Never underestimate the power of personal stories. Listening to the experiences of others can help us to better understand why they feel and act in the ways that they do. As Nashville Rise parents, we believe in the power of personal stories. We believe telling our stories can help us to emphasize why we feel a sense of urgency around high-quality education for all children.
Over the next few weeks, the parents and grandparents a part of Nashville Rise’s first Parent Advocacy Leaders cohort will share their personal stories on our blog. You will see how their various life experiences have fueled their passion for high-quality education and why they are a part of Nashville Rise.
My Story: Quasia Walker
When I was born, I was placed in foster care and stayed until I aged out at eighteen. I was raised in Williamson County, which was known for its great schools. Though I was told I would never graduate or amount to anything, I graduated high school in 2004. Shortly after I graduated, my daughter was born. I knew I wanted my daughter to have a great education like I did, but I knew that I could not afford to live in Williamson County. When I researched her zoned school in Davidson County, I realized that it was not the best fit for her.
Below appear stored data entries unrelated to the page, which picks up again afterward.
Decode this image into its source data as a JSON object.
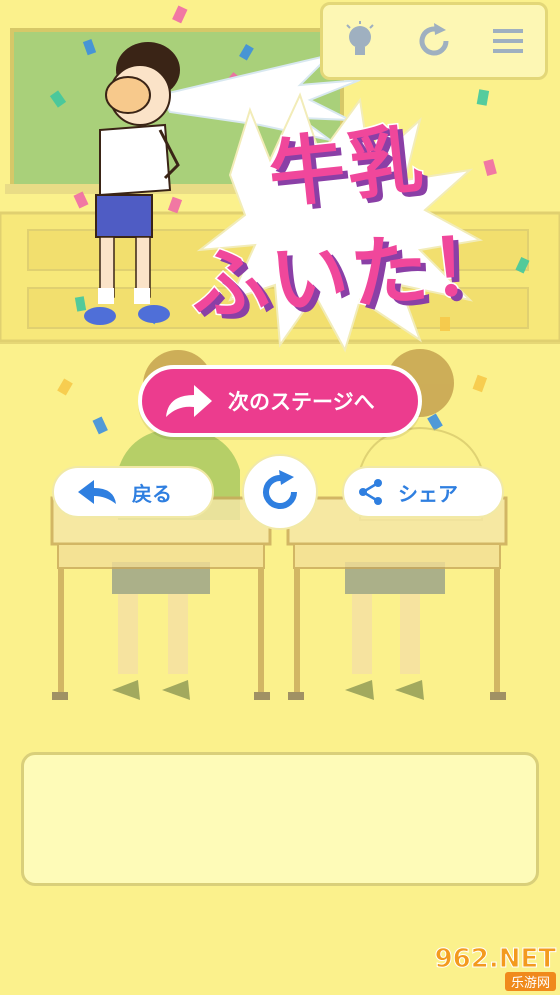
{
  "toolbar": {
    "hint_icon": "lightbulb-icon",
    "reset_icon": "refresh-icon",
    "menu_icon": "hamburger-menu-icon"
  },
  "result": {
    "title_line1": "牛乳",
    "title_line2": "ふいた！"
  },
  "buttons": {
    "next_label": "次のステージへ",
    "back_label": "戻る",
    "share_label": "シェア",
    "retry_icon": "retry-icon"
  },
  "message_box": {
    "text": ""
  },
  "watermark": {
    "top": "962.NET",
    "bottom": "乐游网"
  },
  "colors": {
    "background": "#fbf18c",
    "accent_pink": "#ec3c8e",
    "accent_blue": "#2f7fe0",
    "chalkboard": "#a9d07a"
  }
}
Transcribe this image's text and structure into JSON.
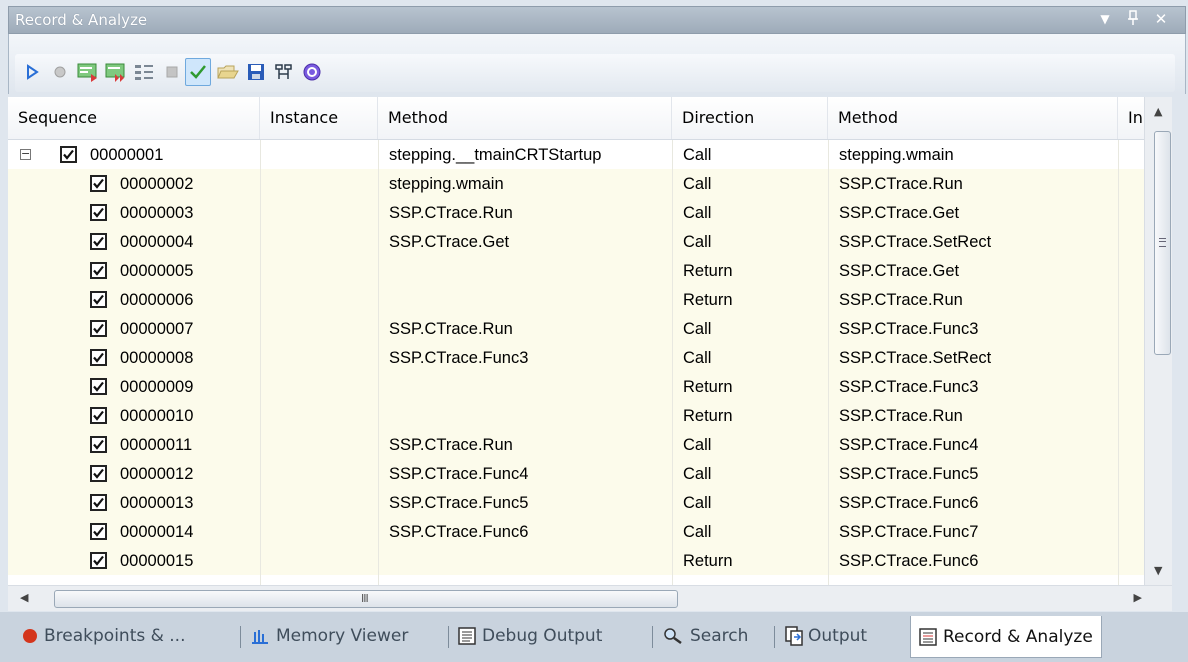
{
  "panel": {
    "title": "Record & Analyze",
    "controls": {
      "menu": "▼",
      "pin": "ᵖ",
      "close": "✕"
    }
  },
  "toolbar": {
    "buttons": [
      {
        "name": "play-icon",
        "color": "#2a6fd6"
      },
      {
        "name": "record-icon",
        "color": "#b8b8b8"
      },
      {
        "name": "step-into-icon",
        "color": "#3aa13a"
      },
      {
        "name": "step-over-icon",
        "color": "#3aa13a"
      },
      {
        "name": "step-out-icon",
        "color": "#7b8794"
      },
      {
        "name": "stop-icon",
        "color": "#b0b0b0"
      },
      {
        "name": "check-icon",
        "color": "#2f9a2f"
      },
      {
        "name": "open-folder-icon",
        "color": "#d9c27a"
      },
      {
        "name": "save-icon",
        "color": "#2a5cb8"
      },
      {
        "name": "structure-icon",
        "color": "#2c3b4a"
      },
      {
        "name": "help-icon",
        "color": "#6a4bcf"
      }
    ]
  },
  "grid": {
    "headers": [
      "Sequence",
      "Instance",
      "Method",
      "Direction",
      "Method",
      "In"
    ],
    "rows": [
      {
        "seq": "00000001",
        "instance": "",
        "method": "stepping.__tmainCRTStartup",
        "direction": "Call",
        "target": "stepping.wmain"
      },
      {
        "seq": "00000002",
        "instance": "",
        "method": "stepping.wmain",
        "direction": "Call",
        "target": "SSP.CTrace.Run"
      },
      {
        "seq": "00000003",
        "instance": "",
        "method": "SSP.CTrace.Run",
        "direction": "Call",
        "target": "SSP.CTrace.Get"
      },
      {
        "seq": "00000004",
        "instance": "",
        "method": "SSP.CTrace.Get",
        "direction": "Call",
        "target": "SSP.CTrace.SetRect"
      },
      {
        "seq": "00000005",
        "instance": "",
        "method": "",
        "direction": "Return",
        "target": "SSP.CTrace.Get"
      },
      {
        "seq": "00000006",
        "instance": "",
        "method": "",
        "direction": "Return",
        "target": "SSP.CTrace.Run"
      },
      {
        "seq": "00000007",
        "instance": "",
        "method": "SSP.CTrace.Run",
        "direction": "Call",
        "target": "SSP.CTrace.Func3"
      },
      {
        "seq": "00000008",
        "instance": "",
        "method": "SSP.CTrace.Func3",
        "direction": "Call",
        "target": "SSP.CTrace.SetRect"
      },
      {
        "seq": "00000009",
        "instance": "",
        "method": "",
        "direction": "Return",
        "target": "SSP.CTrace.Func3"
      },
      {
        "seq": "00000010",
        "instance": "",
        "method": "",
        "direction": "Return",
        "target": "SSP.CTrace.Run"
      },
      {
        "seq": "00000011",
        "instance": "",
        "method": "SSP.CTrace.Run",
        "direction": "Call",
        "target": "SSP.CTrace.Func4"
      },
      {
        "seq": "00000012",
        "instance": "",
        "method": "SSP.CTrace.Func4",
        "direction": "Call",
        "target": "SSP.CTrace.Func5"
      },
      {
        "seq": "00000013",
        "instance": "",
        "method": "SSP.CTrace.Func5",
        "direction": "Call",
        "target": "SSP.CTrace.Func6"
      },
      {
        "seq": "00000014",
        "instance": "",
        "method": "SSP.CTrace.Func6",
        "direction": "Call",
        "target": "SSP.CTrace.Func7"
      },
      {
        "seq": "00000015",
        "instance": "",
        "method": "",
        "direction": "Return",
        "target": "SSP.CTrace.Func6"
      }
    ],
    "expander": "−",
    "hscroll_grip": "III"
  },
  "tabs": [
    {
      "label": "Breakpoints & ...",
      "icon": "breakpoint-icon",
      "active": false
    },
    {
      "label": "Memory Viewer",
      "icon": "memory-viewer-icon",
      "active": false
    },
    {
      "label": "Debug Output",
      "icon": "debug-output-icon",
      "active": false
    },
    {
      "label": "Search",
      "icon": "search-icon",
      "active": false
    },
    {
      "label": "Output",
      "icon": "output-icon",
      "active": false
    },
    {
      "label": "Record & Analyze",
      "icon": "record-analyze-icon",
      "active": true
    }
  ]
}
The school she currently attends, I found by a fluke. At the time, there was no option to tour the school, but the curriculum they were offering fit my daughter’s needs the best. This was the first time I had heard about public charter schools. I had no clue what they were, but type of school did not matter to me. What mattered was the quality of education that was going to be offered to my child. So, I stepped out on faith and signed up my daughter, Naomi, to attend Nashville Classical Charter School.
During her third year of attendance at Nashville Classical, I was introduced to Nashville Rise, a parent advocacy organization that empowers parents. The mission of Nashville Rise aligned with some of the same things I wanted for my daughter’s education. Through Nashville Rise, I’ve learned how to build a strong relationship with my child’s teacher and how to explain her individual learning style to her school. I’ve also learned that here in Davidson County there are many different school options and that parents have a voice and say in where their children go to school.
As a Nashville Rise parent, I am not here to point fingers or place blame, I’m simply want to work with others in the community and discuss what we as Nashville Rise can do to help them and what they can do to help us.